A state mismatch (OA003) means the hook rejected the response before your code ever saw it. Never manually bypass this check.

Custom state parameter

If you need to embed application-specific data in the state (e.g., a redirect path or session ID), pass your own value: 
const targetPath = '/dashboard';

const { initiateGitHubLogin } = useGitHubLogin({
  clientId: 'your-github-client-id',
  redirectUri: 'http://localhost:3000/callback',
  state: `myapp-${targetPath}-${Math.random().toString(36).slice(2)}`,
  onSuccess: response => {
    // The hook has already verified state matches before calling onSuccess
    // You can parse your custom data out of response.state
    const parts = response.state?.split('-') ?? [];
    const redirectTo = parts[1]; // "/dashboard"
    console.log('Redirect to:', redirectTo);
  },
  onError: error => { console.error(error); },
});
Even with a custom state, always include a random component to ensure uniqueness per request. A fully predictable state value weakens the CSRF protection.

Verifying state in onSuccess

The hook performs automatic state verification.

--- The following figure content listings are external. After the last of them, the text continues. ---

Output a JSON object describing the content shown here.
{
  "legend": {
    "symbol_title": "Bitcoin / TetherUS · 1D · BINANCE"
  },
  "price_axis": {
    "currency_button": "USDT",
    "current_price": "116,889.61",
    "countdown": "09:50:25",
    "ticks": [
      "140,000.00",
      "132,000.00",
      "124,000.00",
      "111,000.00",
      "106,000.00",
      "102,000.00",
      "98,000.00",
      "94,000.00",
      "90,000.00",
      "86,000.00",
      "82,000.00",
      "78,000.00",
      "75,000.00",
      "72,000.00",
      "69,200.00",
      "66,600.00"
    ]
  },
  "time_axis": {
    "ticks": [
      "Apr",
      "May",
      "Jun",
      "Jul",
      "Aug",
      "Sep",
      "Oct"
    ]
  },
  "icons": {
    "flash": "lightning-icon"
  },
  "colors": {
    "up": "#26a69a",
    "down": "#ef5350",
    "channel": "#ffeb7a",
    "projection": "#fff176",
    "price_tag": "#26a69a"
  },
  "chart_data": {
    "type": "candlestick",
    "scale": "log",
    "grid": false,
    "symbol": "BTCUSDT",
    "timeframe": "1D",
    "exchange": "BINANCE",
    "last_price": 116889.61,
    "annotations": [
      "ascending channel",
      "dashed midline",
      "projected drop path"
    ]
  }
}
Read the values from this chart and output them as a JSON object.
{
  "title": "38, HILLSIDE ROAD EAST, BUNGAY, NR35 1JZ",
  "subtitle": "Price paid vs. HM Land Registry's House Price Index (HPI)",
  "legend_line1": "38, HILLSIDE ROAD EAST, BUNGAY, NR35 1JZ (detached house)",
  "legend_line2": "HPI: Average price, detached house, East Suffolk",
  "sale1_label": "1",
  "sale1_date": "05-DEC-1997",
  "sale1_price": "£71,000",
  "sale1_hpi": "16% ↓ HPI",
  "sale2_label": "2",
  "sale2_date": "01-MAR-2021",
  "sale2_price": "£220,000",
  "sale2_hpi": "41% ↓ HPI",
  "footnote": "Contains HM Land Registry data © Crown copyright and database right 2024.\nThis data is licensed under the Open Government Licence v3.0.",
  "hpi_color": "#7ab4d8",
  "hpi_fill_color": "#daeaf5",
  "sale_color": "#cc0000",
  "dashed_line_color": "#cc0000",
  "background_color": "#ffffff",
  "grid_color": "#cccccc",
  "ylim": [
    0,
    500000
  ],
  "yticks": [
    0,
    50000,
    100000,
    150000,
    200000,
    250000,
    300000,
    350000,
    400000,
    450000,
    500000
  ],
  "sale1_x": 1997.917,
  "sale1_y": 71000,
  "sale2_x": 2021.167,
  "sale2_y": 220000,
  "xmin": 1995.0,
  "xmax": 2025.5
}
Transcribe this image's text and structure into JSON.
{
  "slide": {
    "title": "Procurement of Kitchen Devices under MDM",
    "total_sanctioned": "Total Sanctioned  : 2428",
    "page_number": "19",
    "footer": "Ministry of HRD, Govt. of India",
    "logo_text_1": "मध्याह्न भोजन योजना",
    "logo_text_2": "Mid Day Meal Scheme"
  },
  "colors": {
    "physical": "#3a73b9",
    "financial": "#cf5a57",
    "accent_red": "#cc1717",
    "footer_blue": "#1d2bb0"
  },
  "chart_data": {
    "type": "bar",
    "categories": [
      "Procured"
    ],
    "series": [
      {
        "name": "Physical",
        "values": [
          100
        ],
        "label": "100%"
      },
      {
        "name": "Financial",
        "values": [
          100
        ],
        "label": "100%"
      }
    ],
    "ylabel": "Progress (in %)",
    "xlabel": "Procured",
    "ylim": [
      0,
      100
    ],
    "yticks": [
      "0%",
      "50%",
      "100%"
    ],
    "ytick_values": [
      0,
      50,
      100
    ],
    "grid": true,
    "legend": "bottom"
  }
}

However, if you use a custom state and want to extract data from it in onSuccess, you can safely access response.state — the hook guarantees it already matched: 
onSuccess: response => {
  // At this point the hook has already confirmed:
  // response.state === the state value passed to the hook
  //
  // You can parse custom data without re-checking equality:
  if (response.state?.startsWith('myapp-')) {
    const redirectPath = parseRedirectPath(response.state);
    router.push(redirectPath);
  }
},

What happens on a state mismatch

When the state in GitHub’s callback does not match the value the hook sent, the hook:
  1. Calls onError with an OAuthError where error.code === OAuthErrorCode.STATE_MISMATCH (OA003).
  2. Does not call onSuccess.
  3. Closes the popup.
  4. Resets isLoading to false.
onError: error => {
  if (OAuthError.isOAuthError(error) && error.code === OAuthErrorCode.STATE_MISMATCH) {
    // Log the incident for security review
    securityLogger.warn('OAuth state mismatch detected', { userId: currentUserId });
    // Show a generic error to the user
    setError('Authentication failed. Please try again.');
  }
},

Security best practices

  • Use the auto-generated state unless you have a specific reason to provide your own. It is random and unique per render.
  • Include a random component in any custom state value so it cannot be guessed or reused by an attacker.
  • Treat OA003 as a security event. Log it with enough context to investigate, but show only a generic message to the user.
  • Do not store sensitive data in the state. The state parameter travels through GitHub’s servers and the browser URL bar. It is not secret — it is only unpredictable.